大曽根では、駅を出てすぐ目的地を決めなかった。まず三角屋根の商店街へ入り、店先と人の流れが作る開放的な街並みを眺めた。道路に流れを分けられた商店街は、少しだけ迷路のようで、次の角を選ぶ理由をくれた。そこから山田天満宮へ向かうと、1672年に始まった信仰と名古屋城の鬼門という話が現れ、街歩きが方角を読む時間に変わった。茶房玄庵で和の空気とモーニングを挟んだあと、徳川美術館へ東へ進む。大名道具の密度に圧倒された私は、最後に徳川園へ逃げ込むように移動した。龍仙湖と岩組みのある庭では、見てきた歴史が説明ではなく水面の反射になった。まっすぐ歩かなかったぶん、出発点の近くに別の深さが残った。
この旅の足跡
- 駅前から二分ほどで、三角屋根の建物が連なる開放型の商店街に入る。人の流れを分けた道路の存在が、街の形を少し不思議に見せている。
- 山田天満宮は1672年に始まったとされ、名古屋城の鬼門を守る場所でもある。
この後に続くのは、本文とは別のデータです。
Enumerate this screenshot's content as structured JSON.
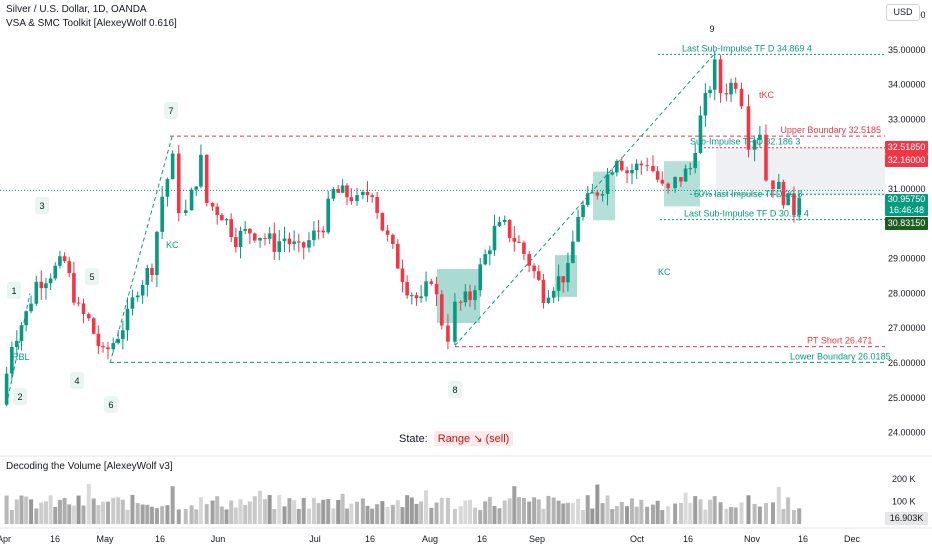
{
  "header": {
    "title": "Silver / U.S. Dollar, 1D, OANDA",
    "indicator": "VSA & SMC Toolkit [AlexeyWolf 0.616]"
  },
  "currency_button": "USD",
  "state": {
    "label": "State:",
    "value": "Range ↘ (sell)"
  },
  "volume_pane": {
    "title": "Decoding the Volume [AlexeyWolf v3]",
    "current": "16.903K"
  },
  "price_tags": {
    "upper": {
      "value": "32.51850",
      "color": "#f23645"
    },
    "red2": {
      "value": "32.16000",
      "color": "#f23645"
    },
    "last": {
      "value": "30.95750",
      "countdown": "16:46:48",
      "color": "#089981"
    },
    "low": {
      "value": "30.83150",
      "color": "#089981"
    }
  },
  "chart_data": [
    {
      "type": "candlestick",
      "title": "Silver / U.S. Dollar, 1D, OANDA",
      "yaxis": {
        "min": 23.5,
        "max": 36.2,
        "ticks": [
          "24.00000",
          "25.00000",
          "26.00000",
          "27.00000",
          "28.00000",
          "29.00000",
          "30.00000",
          "31.00000",
          "32.00000",
          "33.00000",
          "34.00000",
          "35.00000",
          "36.00000"
        ]
      },
      "xaxis": {
        "ticks": [
          "Apr",
          "16",
          "May",
          "16",
          "Jun",
          "Jul",
          "16",
          "Aug",
          "16",
          "Sep",
          "Oct",
          "16",
          "Nov",
          "16",
          "Dec"
        ]
      },
      "colors": {
        "up": "#089981",
        "down": "#f23645"
      },
      "close_path": [
        [
          "Apr 1",
          24.8
        ],
        [
          "Apr 4",
          26.6
        ],
        [
          "Apr 8",
          27.4
        ],
        [
          "Apr 11",
          28.3
        ],
        [
          "Apr 15",
          28.6
        ],
        [
          "Apr 19",
          28.9
        ],
        [
          "Apr 23",
          27.5
        ],
        [
          "Apr 26",
          27.2
        ],
        [
          "Apr 30",
          26.2
        ],
        [
          "May 3",
          26.6
        ],
        [
          "May 7",
          27.3
        ],
        [
          "May 10",
          28.2
        ],
        [
          "May 14",
          28.8
        ],
        [
          "May 17",
          30.8
        ],
        [
          "May 20",
          31.8
        ],
        [
          "May 22",
          30.5
        ],
        [
          "May 24",
          30.3
        ],
        [
          "May 28",
          31.8
        ],
        [
          "May 30",
          30.6
        ],
        [
          "Jun 3",
          30.3
        ],
        [
          "Jun 7",
          29.6
        ],
        [
          "Jun 11",
          29.8
        ],
        [
          "Jun 14",
          29.7
        ],
        [
          "Jun 18",
          29.4
        ],
        [
          "Jun 21",
          29.6
        ],
        [
          "Jun 25",
          29.2
        ],
        [
          "Jun 28",
          29.5
        ],
        [
          "Jul 2",
          30.0
        ],
        [
          "Jul 5",
          30.9
        ],
        [
          "Jul 10",
          30.8
        ],
        [
          "Jul 12",
          30.6
        ],
        [
          "Jul 16",
          31.0
        ],
        [
          "Jul 19",
          29.9
        ],
        [
          "Jul 22",
          29.2
        ],
        [
          "Jul 26",
          28.2
        ],
        [
          "Jul 30",
          27.7
        ],
        [
          "Aug 2",
          28.5
        ],
        [
          "Aug 5",
          27.2
        ],
        [
          "Aug 7",
          26.8
        ],
        [
          "Aug 9",
          27.6
        ],
        [
          "Aug 13",
          27.9
        ],
        [
          "Aug 16",
          28.7
        ],
        [
          "Aug 20",
          29.8
        ],
        [
          "Aug 23",
          29.9
        ],
        [
          "Aug 27",
          29.4
        ],
        [
          "Aug 30",
          28.9
        ],
        [
          "Sep 3",
          28.0
        ],
        [
          "Sep 6",
          28.3
        ],
        [
          "Sep 10",
          28.6
        ],
        [
          "Sep 13",
          30.3
        ],
        [
          "Sep 17",
          30.8
        ],
        [
          "Sep 20",
          31.1
        ],
        [
          "Sep 24",
          32.0
        ],
        [
          "Sep 27",
          31.5
        ],
        [
          "Oct 1",
          31.7
        ],
        [
          "Oct 3",
          31.8
        ],
        [
          "Oct 7",
          31.0
        ],
        [
          "Oct 9",
          30.9
        ],
        [
          "Oct 11",
          31.2
        ],
        [
          "Oct 15",
          31.6
        ],
        [
          "Oct 18",
          33.0
        ],
        [
          "Oct 22",
          34.5
        ],
        [
          "Oct 24",
          33.8
        ],
        [
          "Oct 28",
          34.1
        ],
        [
          "Oct 30",
          33.6
        ],
        [
          "Nov 1",
          32.4
        ],
        [
          "Nov 4",
          32.7
        ],
        [
          "Nov 6",
          31.3
        ],
        [
          "Nov 8",
          31.2
        ],
        [
          "Nov 12",
          30.6
        ],
        [
          "Nov 14",
          30.4
        ],
        [
          "Nov 15",
          30.96
        ]
      ],
      "annotations": [
        {
          "text": "Upper Boundary 32.5185",
          "y": 32.5185,
          "color": "#f23645"
        },
        {
          "text": "Sub-Impulse TF D 32.186 3",
          "y": 32.186,
          "color": "#089981"
        },
        {
          "text": "Last Sub-Impulse TF D 34.869 4",
          "y": 34.869,
          "color": "#089981"
        },
        {
          "text": "50% last Impulse TFD 30.8",
          "y": 30.85,
          "color": "#089981"
        },
        {
          "text": "Last Sub-Impulse TF D 30.12 4",
          "y": 30.12,
          "color": "#089981"
        },
        {
          "text": "PT Short 26.471",
          "y": 26.471,
          "color": "#f23645"
        },
        {
          "text": "Lower Boundary 26.0185",
          "y": 26.0185,
          "color": "#089981"
        },
        {
          "text": "tKC",
          "color": "#f23645"
        },
        {
          "text": "KC",
          "color": "#089981"
        },
        {
          "text": "KC",
          "color": "#089981"
        },
        {
          "text": "RBL",
          "color": "#089981"
        }
      ],
      "wave_labels": [
        "1",
        "2",
        "3",
        "4",
        "5",
        "6",
        "7",
        "8",
        "9"
      ],
      "volume": {
        "ticks": [
          "200 K",
          "100 K"
        ],
        "max": 240
      }
    }
  ]
}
学問の神様の境内なのに、私は方角の話に少し惹かれた。
- 茶房玄庵は大曽根駅から徒歩約1分で、朝7時から16時まで。和の空間でモーニングを取ると、さっきまでの街歩きが急に内向きになる。
- 徳川美術館は10時から17時までで、尾張徳川家に伝わった大名道具を核にしている。展示室へ入ると、街の角が一気に江戸の奥行きを持ち始める。
- 徳川園は約4.5ヘクタールの都市公園で、龍仙湖や大曽根の瀧を含む池泉回遊式庭園。さっき見た道具の静けさが、水と岩の配置に姿を変えている。